Lucas und Paige, die beide Angst davor haben, dass auch Savannah getötet werden könnte, vertraut ihren Freunden Elena und Clay Savannah an – beides Werwölfe und damit durchaus imstande, jegliche Bedrohung auszuschalten.

Gemeinsam mit einer Nekromantin und einer schon sehr alten Vampirin, die Lucas und Paige bei ihren gefährlichen Ermittlungen unterstützen, werden auch sie selbst das Ziel des Killers und geraten in tödliche Gefahr …

Kritik

„Pakt der Hexen“ von Kelley Armstrong ist der vierte Teil der Reihe „Woman of the Otherworld“. Armstrongs Protagonisten sind zumeist Frauen, die in den Geschichten ihren Mann stehen müssen. Waren es in den ersten beiden Romanen weibliche Werwölfe, so spielt in dem dritten und vierten Teil Paige Winterbourne in ihrem Wesen als Hexe die Hauptrolle, im fünften Teil wird Eve, die verstorbene Mutter von Savannah, als Geist die Geschicke lenken.

Sicherlich ist „Pakt der Hexen“ unabhängig von den anderen Teilen zu lesen, doch empfehle ich, bei Band eins anzufangen, da alle Protagonisten, weibliche wie auch männliche, in fast allen Bänden manchmal sogar eine tragende Rolle spielen. Manche Dialoge und Rückblenden sind also erst für den Leser verständlich, wenn er die Vergangenheit der Figuren nachvollziehen kann.

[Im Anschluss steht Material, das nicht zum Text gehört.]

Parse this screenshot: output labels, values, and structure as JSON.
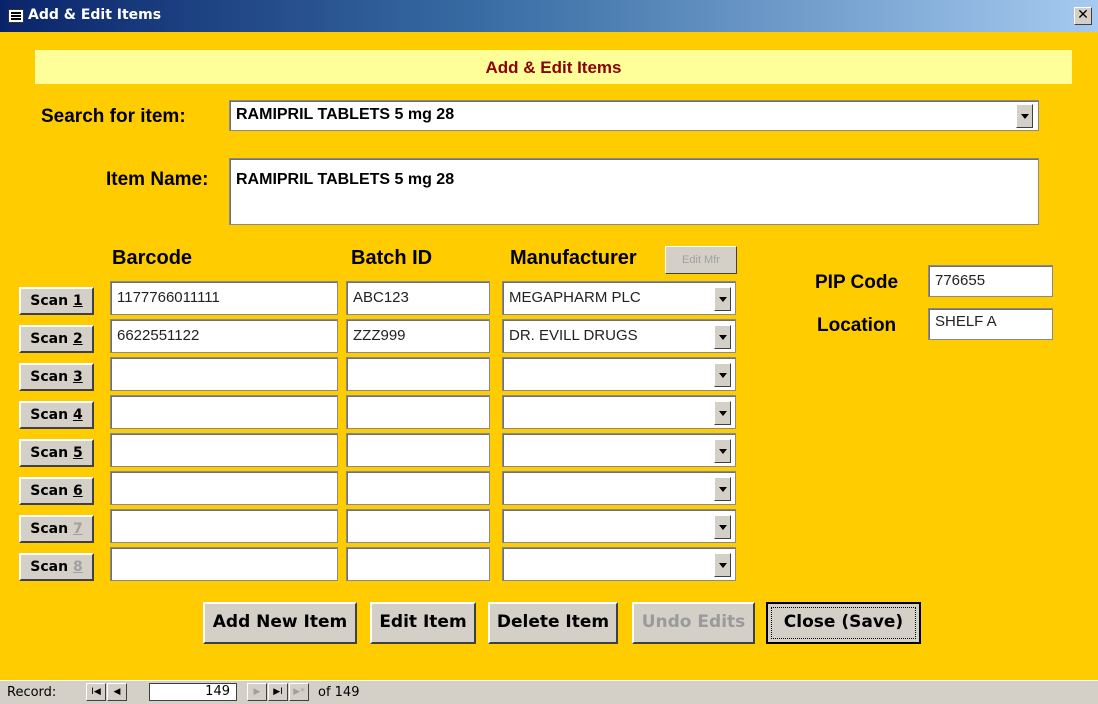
{
  "window": {
    "title": "Add & Edit Items",
    "close_glyph": "✕"
  },
  "form": {
    "header": "Add & Edit Items",
    "search_label": "Search for item:",
    "search_value": "RAMIPRIL  TABLETS 5 mg 28",
    "item_name_label": "Item Name:",
    "item_name_value": "RAMIPRIL  TABLETS 5 mg 28",
    "columns": {
      "barcode": "Barcode",
      "batch": "Batch ID",
      "manufacturer": "Manufacturer"
    },
    "edit_mfr_label": "Edit Mfr",
    "pip_label": "PIP Code",
    "pip_value": "776655",
    "location_label": "Location",
    "location_value": "SHELF A"
  },
  "rows": [
    {
      "scan": "Scan",
      "num": "1",
      "barcode": "1177766011111",
      "batch": "ABC123",
      "manufacturer": "MEGAPHARM PLC"
    },
    {
      "scan": "Scan",
      "num": "2",
      "barcode": "6622551122",
      "batch": "ZZZ999",
      "manufacturer": "DR. EVILL DRUGS"
    },
    {
      "scan": "Scan",
      "num": "3",
      "barcode": "",
      "batch": "",
      "manufacturer": ""
    },
    {
      "scan": "Scan",
      "num": "4",
      "barcode": "",
      "batch": "",
      "manufacturer": ""
    },
    {
      "scan": "Scan",
      "num": "5",
      "barcode": "",
      "batch": "",
      "manufacturer": ""
    },
    {
      "scan": "Scan",
      "num": "6",
      "barcode": "",
      "batch": "",
      "manufacturer": ""
    },
    {
      "scan": "Scan",
      "num": "7",
      "barcode": "",
      "batch": "",
      "manufacturer": ""
    },
    {
      "scan": "Scan",
      "num": "8",
      "barcode": "",
      "batch": "",
      "manufacturer": ""
    }
  ],
  "buttons": {
    "add_new": "Add New Item",
    "edit": "Edit Item",
    "delete": "Delete Item",
    "undo": "Undo Edits",
    "close": "Close (Save)"
  },
  "status": {
    "record_label": "Record:",
    "current": "149",
    "of_text": "of  149",
    "nav_first": "I◀",
    "nav_prev": "◀",
    "nav_next": "▶",
    "nav_last": "▶I",
    "nav_new": "▶*"
  },
  "colors": {
    "form_bg": "#ffcc00",
    "header_band": "#ffff99",
    "header_text": "#8b0000"
  }
}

Gerade das etwas schwierige und angespannte Verhältnis zwischen Lucas und seinem Vater Benicio findet in Band 3 eine erste Erklärung, die in diesem Band weiter vertieft wird. Lucas im Schutze und Schatten seines mächtigen Vaters aufgewachsen, weiß um die Strukturen und Gesetze des Magierclans, sieht aber in vielen Situationen Ungerechtigkeiten, die das ganze System für seine Augen als unglaubwürdig darstellen. Sein Vater dagegen, der das rebellische Verhalten seines Lieblingssohnes eher für jugendlichen Übermut hält, unterstützt ihn finanziell und behindert ihn auch nicht.

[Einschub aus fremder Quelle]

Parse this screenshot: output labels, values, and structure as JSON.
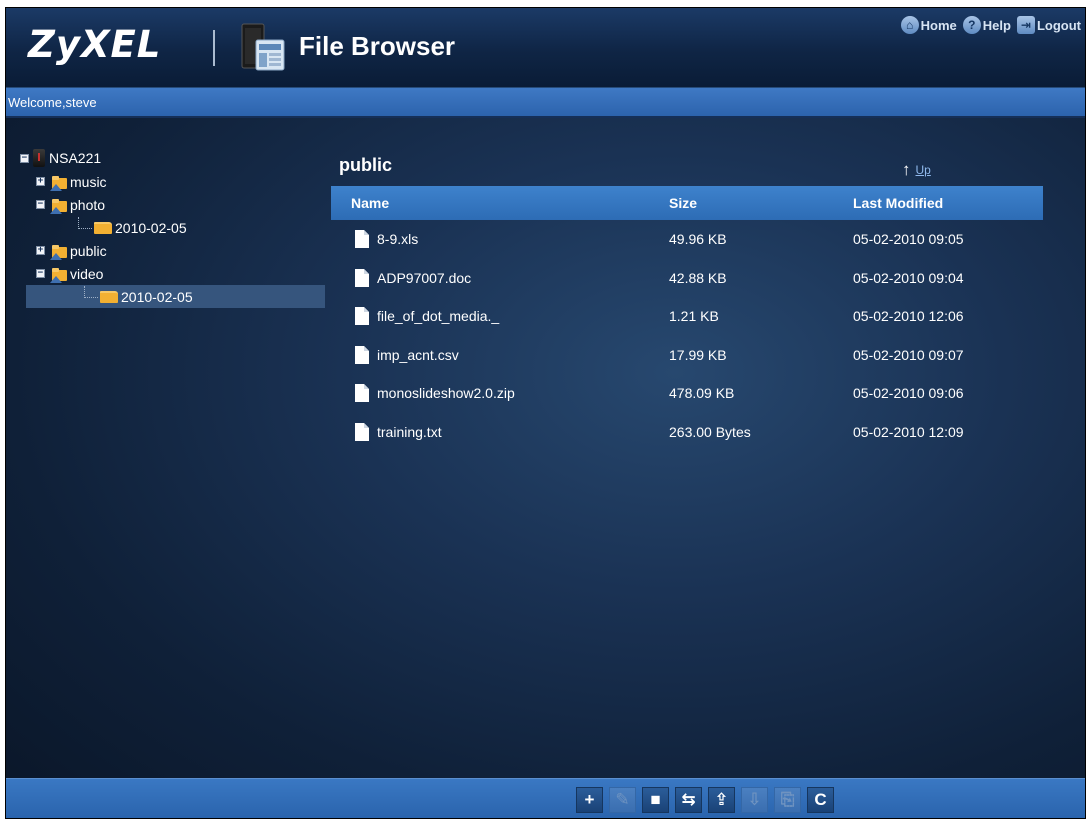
{
  "header": {
    "logo_text": "ZyXEL",
    "app_title": "File Browser",
    "nav": [
      {
        "label": "Home",
        "icon": "home-icon"
      },
      {
        "label": "Help",
        "icon": "help-icon"
      },
      {
        "label": "Logout",
        "icon": "logout-icon"
      }
    ]
  },
  "welcome": "Welcome,steve",
  "tree": {
    "root": "NSA221",
    "shares": [
      {
        "label": "music",
        "expanded": false
      },
      {
        "label": "photo",
        "expanded": true,
        "children": [
          "2010-02-05"
        ]
      },
      {
        "label": "public",
        "expanded": false
      },
      {
        "label": "video",
        "expanded": true,
        "children": [
          "2010-02-05"
        ]
      }
    ],
    "selected": "video/2010-02-05"
  },
  "panel": {
    "title": "public",
    "up_label": "Up",
    "columns": [
      "Name",
      "Size",
      "Last Modified"
    ],
    "files": [
      {
        "name": "8-9.xls",
        "size": "49.96 KB",
        "modified": "05-02-2010 09:05"
      },
      {
        "name": "ADP97007.doc",
        "size": "42.88 KB",
        "modified": "05-02-2010 09:04"
      },
      {
        "name": "file_of_dot_media._",
        "size": "1.21 KB",
        "modified": "05-02-2010 12:06"
      },
      {
        "name": "imp_acnt.csv",
        "size": "17.99 KB",
        "modified": "05-02-2010 09:07"
      },
      {
        "name": "monoslideshow2.0.zip",
        "size": "478.09 KB",
        "modified": "05-02-2010 09:06"
      },
      {
        "name": "training.txt",
        "size": "263.00 Bytes",
        "modified": "05-02-2010 12:09"
      }
    ]
  },
  "toolbar": {
    "buttons": [
      {
        "icon": "add-folder-icon",
        "glyph": "+",
        "enabled": true
      },
      {
        "icon": "rename-icon",
        "glyph": "✎",
        "enabled": false
      },
      {
        "icon": "delete-icon",
        "glyph": "■",
        "enabled": true
      },
      {
        "icon": "move-icon",
        "glyph": "⇆",
        "enabled": true
      },
      {
        "icon": "upload-icon",
        "glyph": "⇪",
        "enabled": true
      },
      {
        "icon": "download-icon",
        "glyph": "⇩",
        "enabled": false
      },
      {
        "icon": "copy-icon",
        "glyph": "⎘",
        "enabled": false
      },
      {
        "icon": "refresh-icon",
        "glyph": "C",
        "enabled": true
      }
    ]
  },
  "colors": {
    "background": "#1a3254",
    "bar": "#2e6ab2",
    "selected": "#36557d",
    "link": "#8fb8ec"
  }
}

In Kelley Armstrongs magischer Welt geht es natürlich auch wie im realen Leben der Menschen nicht ohne Konfrontationen zu. Auf der einen Seite gibt es die Magier, die sich arrogant und selbstsicher als Denker und Lenker verstehen; daneben existieren die Hexen, die mit den Magiern seit den Anfängen konkurrieren, aber aus verschiedenen Ängsten nicht an Boden gewinnen können. Innerhalb dieser Welt mischen dann noch Nekromanten, Schamanen, Druiden und natürlich auch Dämonen, die den Magiern zumeist dienen, mit. Etwas abseits davon und für sich selbst verantwortlich, trennen sich die Vampire und Werwölfe von den anderen Gruppierungen und haben ihre ganz eigenen Probleme. Schon als Minderheit und vom „Aussterben“ bedroht, beteiligen sich diese nicht an den Vorherrschaftskämpfen und magischen Auseinandersetzungen um wirtschaftliche und politische Macht.

Man erkennt also: Kelley Armstrongs magische Welt ist komplex und kompliziert, was in den Handlungen der einzelnen Romane die Spannung und Abwechslung sehr nach vorne treibt.

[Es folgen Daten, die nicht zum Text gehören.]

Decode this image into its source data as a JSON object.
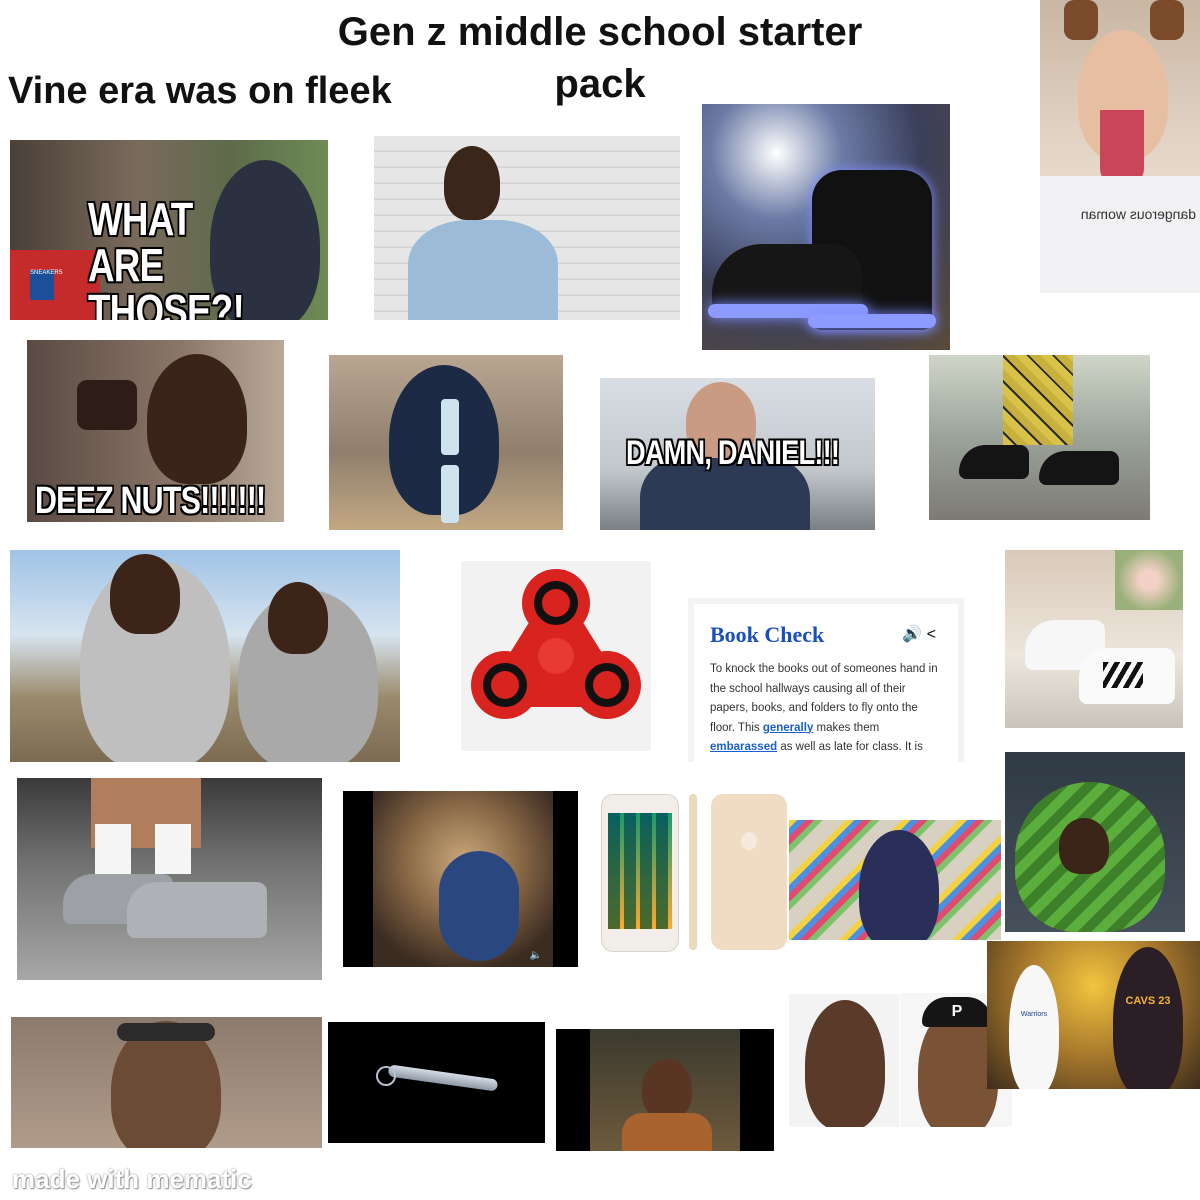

„Pakt der Hexen“ ist ein magischer Thriller mit vielen unterschiedlichen Ansätzen, was den Protagonisten positiv anzurechnen ist. Jede Spezies hat so ihre eigenen Fähigkeiten und Eigenarten und selbst erschaffenen menschlichen Probleme. Paige Winterbourne, eine noch junge, aber talentierte Hexe, ist eher überheblich und aufbrausend, wohingegen ihr Freund Lucas als Magier ruhig und sachlich versucht, die Situationen zu entschärfen. Eine Mischung im Duo, die sich wunderbar ausgleicht und ergänzt.

Aber sie kommt nicht ohne Konfliktpotential in der Beziehung aus. Paiges Ziehtocher hat enormes magisches Potential, was sie ihrer verstorbenen Mutter Eve zu verdanken hat, aber mit ihren jungen Jahren und ihrer noch lange nicht abgeschlossenen Ausbildung bietet sie ein leichtes und viel beachtetes Ziel für einige Interessenten.

Kelley Armstrong hat in „Pakt der Hexen“ der Spannung, die auch schon im dritten Teil konstant und sogar steigend war, einen weiteren Schubs nach vorne geben können. Da sich die Charaktere und ihre einzelnen Geschichten immer weiter vertiefen, nehmen der Anspruch und die Spannung auch weiter linear zu. Zwar gibt es immer den gleichen engeren Kreis paranormaler Personen und es kommen auch immer einige dazu, doch gibt es auch Opfer, die nach ihrem (un)natürlichen Tod wohl nicht wieder auferstehen werden.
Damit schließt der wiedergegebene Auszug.